- Location: North Dakota, South Dakota, United States
- Area: 1,265,217 acres (512,015 ha)
- Established: 1998
- Governing body: U.S. Forest Service
- Website: Dakota Prairie Grasslands

= Dakota Prairie Grasslands =

The Dakota Prairie Grasslands (DPG) are a collection of grasslands in North Dakota and South Dakota, United States. It was formed in 1998 and consists of four U.S. Forest Service Ranger District offices that manage four National Grasslands:

- North Dakota
  - Cedar River National Grassland
  - Little Missouri National Grassland
  - Sheyenne National Grassland
- South Dakota
  - Grand River National Grassland

==History==
All of these ranger districts were formerly part of the Custer National Forest based in Billings, Montana. The Chief of the Forest Service created the DPG as a separate unit to help focus and better manage the issues and resources of the National Grasslands.

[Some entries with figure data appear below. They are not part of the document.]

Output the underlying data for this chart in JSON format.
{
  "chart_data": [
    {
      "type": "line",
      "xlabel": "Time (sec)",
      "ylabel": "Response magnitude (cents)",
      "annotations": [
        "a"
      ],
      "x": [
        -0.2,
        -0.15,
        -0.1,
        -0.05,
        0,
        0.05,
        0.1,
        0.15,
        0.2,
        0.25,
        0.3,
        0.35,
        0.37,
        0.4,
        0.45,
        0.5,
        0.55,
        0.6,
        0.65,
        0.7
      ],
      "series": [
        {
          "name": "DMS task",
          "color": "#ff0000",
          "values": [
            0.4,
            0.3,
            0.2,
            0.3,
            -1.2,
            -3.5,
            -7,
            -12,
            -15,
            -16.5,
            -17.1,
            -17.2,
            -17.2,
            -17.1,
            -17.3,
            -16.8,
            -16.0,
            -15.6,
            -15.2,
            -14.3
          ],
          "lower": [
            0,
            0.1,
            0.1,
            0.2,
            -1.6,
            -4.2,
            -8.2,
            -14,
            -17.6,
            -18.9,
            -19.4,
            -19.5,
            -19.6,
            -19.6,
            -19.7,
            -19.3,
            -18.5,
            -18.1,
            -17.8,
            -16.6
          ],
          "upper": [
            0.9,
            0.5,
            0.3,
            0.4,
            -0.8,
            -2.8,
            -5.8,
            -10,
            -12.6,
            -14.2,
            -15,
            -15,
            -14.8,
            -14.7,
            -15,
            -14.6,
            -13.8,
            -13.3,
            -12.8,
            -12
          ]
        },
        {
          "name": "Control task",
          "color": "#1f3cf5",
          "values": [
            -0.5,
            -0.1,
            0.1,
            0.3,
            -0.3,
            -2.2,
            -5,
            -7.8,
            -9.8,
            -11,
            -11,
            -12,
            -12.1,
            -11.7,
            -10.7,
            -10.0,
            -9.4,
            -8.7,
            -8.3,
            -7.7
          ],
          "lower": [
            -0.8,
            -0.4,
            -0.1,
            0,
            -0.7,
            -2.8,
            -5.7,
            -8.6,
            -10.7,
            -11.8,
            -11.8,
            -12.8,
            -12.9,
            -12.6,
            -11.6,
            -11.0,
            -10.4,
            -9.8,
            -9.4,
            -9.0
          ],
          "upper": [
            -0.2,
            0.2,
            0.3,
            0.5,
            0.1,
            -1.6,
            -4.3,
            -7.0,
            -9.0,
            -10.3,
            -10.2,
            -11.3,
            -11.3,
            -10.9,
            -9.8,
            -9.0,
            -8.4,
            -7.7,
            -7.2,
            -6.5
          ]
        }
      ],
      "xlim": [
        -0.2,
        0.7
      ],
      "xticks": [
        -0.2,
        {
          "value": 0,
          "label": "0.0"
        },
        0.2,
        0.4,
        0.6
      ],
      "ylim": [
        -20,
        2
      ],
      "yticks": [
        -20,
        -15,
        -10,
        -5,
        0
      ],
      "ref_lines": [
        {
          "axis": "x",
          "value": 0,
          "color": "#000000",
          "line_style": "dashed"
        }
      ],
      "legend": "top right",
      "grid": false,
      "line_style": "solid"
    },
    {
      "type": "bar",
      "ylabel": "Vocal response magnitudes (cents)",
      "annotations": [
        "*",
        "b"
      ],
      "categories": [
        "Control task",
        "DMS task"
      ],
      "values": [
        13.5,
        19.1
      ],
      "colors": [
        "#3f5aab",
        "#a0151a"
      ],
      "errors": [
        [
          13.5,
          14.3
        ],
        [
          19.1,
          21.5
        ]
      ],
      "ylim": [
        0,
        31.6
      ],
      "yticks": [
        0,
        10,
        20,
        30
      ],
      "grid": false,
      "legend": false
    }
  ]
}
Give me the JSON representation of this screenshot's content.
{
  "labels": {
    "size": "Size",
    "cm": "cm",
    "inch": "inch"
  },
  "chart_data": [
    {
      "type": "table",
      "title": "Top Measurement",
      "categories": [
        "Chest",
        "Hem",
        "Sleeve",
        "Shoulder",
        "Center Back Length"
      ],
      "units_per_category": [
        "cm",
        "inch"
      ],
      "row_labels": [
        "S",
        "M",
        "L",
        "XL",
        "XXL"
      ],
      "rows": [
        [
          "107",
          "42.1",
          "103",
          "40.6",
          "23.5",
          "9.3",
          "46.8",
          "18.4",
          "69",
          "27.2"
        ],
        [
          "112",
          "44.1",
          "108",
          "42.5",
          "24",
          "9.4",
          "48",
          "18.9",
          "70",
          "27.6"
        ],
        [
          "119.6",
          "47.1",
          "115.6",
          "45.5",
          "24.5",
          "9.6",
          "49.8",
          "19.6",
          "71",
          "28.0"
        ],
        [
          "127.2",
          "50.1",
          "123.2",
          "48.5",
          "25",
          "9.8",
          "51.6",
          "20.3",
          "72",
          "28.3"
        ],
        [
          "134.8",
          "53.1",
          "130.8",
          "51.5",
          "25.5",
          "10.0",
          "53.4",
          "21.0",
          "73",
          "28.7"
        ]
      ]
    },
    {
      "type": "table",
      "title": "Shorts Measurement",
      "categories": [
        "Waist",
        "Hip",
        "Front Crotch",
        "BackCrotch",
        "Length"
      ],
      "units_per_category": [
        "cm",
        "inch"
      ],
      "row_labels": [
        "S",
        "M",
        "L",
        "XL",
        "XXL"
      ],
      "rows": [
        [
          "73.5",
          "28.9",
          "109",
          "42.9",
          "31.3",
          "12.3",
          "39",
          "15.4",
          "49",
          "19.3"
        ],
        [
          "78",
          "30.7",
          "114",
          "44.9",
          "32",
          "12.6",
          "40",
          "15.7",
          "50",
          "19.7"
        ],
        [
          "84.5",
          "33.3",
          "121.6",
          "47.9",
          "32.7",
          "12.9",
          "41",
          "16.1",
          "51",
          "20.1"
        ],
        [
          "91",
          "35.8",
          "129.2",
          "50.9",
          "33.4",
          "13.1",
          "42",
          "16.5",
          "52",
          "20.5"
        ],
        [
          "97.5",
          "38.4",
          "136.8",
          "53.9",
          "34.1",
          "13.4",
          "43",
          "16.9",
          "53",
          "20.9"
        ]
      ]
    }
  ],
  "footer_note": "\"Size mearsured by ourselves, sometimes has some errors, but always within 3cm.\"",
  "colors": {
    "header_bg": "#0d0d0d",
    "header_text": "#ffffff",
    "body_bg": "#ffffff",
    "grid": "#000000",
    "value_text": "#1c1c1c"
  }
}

The four National Grasslands now have a total area of 1,265,217 acre.

==Administration==
The Supervisor's office is located in Bismarck, North Dakota. The Little Missouri National Grassland is administered from offices in Dickinson and Watford City. The Sheyenne National Grassland is administered from the office in Lisbon. The Grand River and Cedar River National Grasslands are administered from the office located in Lemmon, South Dakota.